UK Prime Minister Theresa May has a "difficult job" to gather enough votes to push her Brexit deal over the line in parliament next week, Ireland's deputy prime minister, Simon Coveney, told Euronews
EU leaders remain hopeful that British MPs will vote to ratify a Brexit deal in parliament next week, despite a poor week in negotiations, Ireland's deputy prime minister, Simon Coveney has said.
Speaking with Euronews' Shona Murray, Coveney added now was not the time for the UK to be "looking for asks" in it's agreement.
"I think the UK doesn't quite seem to understand the parameters within which the EU has to operate here," he said.
"We've been respectful on that towards the UK and the decisions they've made, but we can't facilitate a situation where right at the end of these negotiations, the UK are looking for asks."
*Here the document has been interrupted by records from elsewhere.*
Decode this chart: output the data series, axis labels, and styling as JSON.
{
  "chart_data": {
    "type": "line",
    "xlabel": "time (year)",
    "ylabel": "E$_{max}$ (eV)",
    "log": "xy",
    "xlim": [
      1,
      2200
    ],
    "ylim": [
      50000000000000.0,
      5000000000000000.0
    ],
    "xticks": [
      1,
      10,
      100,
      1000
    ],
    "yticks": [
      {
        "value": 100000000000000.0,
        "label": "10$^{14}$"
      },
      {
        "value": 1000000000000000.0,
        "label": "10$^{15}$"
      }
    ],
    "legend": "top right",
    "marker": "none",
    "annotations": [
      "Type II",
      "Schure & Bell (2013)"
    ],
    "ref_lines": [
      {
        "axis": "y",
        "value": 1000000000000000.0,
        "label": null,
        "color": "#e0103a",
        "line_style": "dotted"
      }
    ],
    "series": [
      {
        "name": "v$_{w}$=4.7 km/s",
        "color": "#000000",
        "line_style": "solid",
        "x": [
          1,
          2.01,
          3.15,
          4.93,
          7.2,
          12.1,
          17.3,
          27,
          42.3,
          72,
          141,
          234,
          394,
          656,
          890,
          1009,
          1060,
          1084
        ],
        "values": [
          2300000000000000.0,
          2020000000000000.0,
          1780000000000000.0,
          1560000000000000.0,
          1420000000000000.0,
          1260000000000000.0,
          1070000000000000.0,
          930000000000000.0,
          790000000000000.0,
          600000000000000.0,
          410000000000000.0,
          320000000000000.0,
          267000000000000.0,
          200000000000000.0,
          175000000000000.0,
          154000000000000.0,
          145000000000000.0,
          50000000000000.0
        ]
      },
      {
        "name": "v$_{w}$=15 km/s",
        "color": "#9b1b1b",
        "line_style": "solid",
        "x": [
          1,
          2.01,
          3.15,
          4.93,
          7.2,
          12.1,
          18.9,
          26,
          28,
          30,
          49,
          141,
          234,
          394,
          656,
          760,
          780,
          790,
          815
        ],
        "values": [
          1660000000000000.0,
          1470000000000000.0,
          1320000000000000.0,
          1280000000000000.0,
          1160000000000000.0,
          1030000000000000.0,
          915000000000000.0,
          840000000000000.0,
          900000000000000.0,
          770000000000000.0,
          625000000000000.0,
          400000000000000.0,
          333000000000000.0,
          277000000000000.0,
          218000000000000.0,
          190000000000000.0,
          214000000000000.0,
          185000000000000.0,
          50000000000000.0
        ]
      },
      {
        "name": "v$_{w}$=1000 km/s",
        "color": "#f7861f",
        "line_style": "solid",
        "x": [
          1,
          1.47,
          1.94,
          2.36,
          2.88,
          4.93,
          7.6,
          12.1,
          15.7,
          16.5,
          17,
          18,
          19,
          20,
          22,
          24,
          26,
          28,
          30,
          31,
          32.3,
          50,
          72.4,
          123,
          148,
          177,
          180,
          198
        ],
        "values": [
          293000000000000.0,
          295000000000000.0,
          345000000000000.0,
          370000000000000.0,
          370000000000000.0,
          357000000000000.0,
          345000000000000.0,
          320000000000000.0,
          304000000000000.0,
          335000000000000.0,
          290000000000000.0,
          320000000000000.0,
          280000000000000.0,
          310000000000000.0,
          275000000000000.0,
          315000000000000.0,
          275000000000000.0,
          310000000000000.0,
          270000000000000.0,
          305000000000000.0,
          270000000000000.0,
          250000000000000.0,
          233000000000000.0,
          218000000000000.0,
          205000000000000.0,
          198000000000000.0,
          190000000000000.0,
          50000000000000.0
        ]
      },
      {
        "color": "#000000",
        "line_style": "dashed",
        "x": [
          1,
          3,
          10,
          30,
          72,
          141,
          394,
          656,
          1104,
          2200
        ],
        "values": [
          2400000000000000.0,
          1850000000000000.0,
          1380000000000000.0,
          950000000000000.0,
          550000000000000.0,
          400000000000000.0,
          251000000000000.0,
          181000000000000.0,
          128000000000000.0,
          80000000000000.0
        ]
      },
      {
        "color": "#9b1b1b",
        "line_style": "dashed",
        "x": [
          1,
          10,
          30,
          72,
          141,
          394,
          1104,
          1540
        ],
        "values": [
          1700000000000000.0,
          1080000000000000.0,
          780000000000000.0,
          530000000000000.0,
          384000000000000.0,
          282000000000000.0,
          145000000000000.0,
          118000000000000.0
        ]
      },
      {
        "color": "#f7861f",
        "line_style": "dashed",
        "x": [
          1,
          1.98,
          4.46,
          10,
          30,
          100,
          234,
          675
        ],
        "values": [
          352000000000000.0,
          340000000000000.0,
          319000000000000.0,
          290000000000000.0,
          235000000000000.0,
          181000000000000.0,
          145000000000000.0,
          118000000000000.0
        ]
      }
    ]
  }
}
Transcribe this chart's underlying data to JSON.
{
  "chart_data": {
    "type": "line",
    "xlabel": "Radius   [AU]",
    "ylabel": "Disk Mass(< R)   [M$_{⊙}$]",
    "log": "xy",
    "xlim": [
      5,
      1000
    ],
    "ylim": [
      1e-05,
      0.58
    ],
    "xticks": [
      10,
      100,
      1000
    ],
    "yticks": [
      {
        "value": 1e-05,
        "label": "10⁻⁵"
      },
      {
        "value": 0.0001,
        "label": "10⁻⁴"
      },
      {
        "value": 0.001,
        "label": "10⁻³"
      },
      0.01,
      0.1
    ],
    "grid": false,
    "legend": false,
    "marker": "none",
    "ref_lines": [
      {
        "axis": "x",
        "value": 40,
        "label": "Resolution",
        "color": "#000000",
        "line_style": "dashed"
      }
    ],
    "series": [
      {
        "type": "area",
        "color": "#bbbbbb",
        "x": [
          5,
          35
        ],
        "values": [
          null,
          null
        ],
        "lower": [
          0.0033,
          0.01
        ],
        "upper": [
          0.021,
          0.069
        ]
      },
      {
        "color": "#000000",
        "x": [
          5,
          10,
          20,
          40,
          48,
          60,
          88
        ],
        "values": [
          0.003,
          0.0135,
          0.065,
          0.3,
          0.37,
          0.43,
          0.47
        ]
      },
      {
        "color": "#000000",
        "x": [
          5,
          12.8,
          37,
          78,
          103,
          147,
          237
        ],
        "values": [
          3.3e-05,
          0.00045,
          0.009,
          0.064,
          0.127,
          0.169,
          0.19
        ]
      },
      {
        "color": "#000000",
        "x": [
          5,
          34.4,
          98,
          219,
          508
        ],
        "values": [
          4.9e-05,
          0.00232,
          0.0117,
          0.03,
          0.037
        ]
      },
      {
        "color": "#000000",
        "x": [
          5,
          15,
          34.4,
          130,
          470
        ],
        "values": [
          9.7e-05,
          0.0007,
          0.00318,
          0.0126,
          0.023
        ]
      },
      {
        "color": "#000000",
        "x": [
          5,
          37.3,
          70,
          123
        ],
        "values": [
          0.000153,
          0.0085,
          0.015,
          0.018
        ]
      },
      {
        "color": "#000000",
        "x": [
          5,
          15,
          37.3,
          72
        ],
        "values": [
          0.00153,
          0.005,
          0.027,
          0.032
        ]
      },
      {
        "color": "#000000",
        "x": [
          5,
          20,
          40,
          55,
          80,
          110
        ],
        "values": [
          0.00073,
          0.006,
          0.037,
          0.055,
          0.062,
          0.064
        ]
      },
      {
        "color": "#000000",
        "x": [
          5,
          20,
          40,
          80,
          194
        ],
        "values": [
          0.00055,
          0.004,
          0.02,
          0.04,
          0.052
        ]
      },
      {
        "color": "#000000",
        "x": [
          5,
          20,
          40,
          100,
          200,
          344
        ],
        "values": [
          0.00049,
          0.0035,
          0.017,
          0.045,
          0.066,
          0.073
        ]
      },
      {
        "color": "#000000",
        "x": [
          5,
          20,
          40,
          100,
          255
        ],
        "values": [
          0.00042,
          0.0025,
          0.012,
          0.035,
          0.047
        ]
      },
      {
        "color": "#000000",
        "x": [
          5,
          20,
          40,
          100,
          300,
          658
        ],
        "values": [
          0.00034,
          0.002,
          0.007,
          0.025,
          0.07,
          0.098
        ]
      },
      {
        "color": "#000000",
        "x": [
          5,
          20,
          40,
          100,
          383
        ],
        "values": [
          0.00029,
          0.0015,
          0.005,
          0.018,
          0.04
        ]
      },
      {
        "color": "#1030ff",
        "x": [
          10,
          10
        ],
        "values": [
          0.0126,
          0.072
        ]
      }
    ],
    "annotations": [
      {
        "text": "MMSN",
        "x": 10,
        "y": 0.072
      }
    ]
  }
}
Coveney's comments came after UK Prime Minister Theresa May delivered a speech in Grimsby, north east England, on Friday, in which she appealed to the EU for "one more push" to get her deal over the line.
May has spent the last week trying to gather support for her deal ahead of a "meaningful vote" in UK parliament next week.
"We are hopeful, of course, that on Tuesday the parliament in Westminster will ratify a deal," Coveney said.
But "at the moment it looks like a difficult job...the negotiations have not gone well this week."
Should May's deal be rejected on Tuesday, MPs will be invited to vote the following day on whether the UK should leave the EU on March 29 without a deal. If MPs also vote to reject this, they will be invited again to vote on whether the UK should seek an extension to Article 50.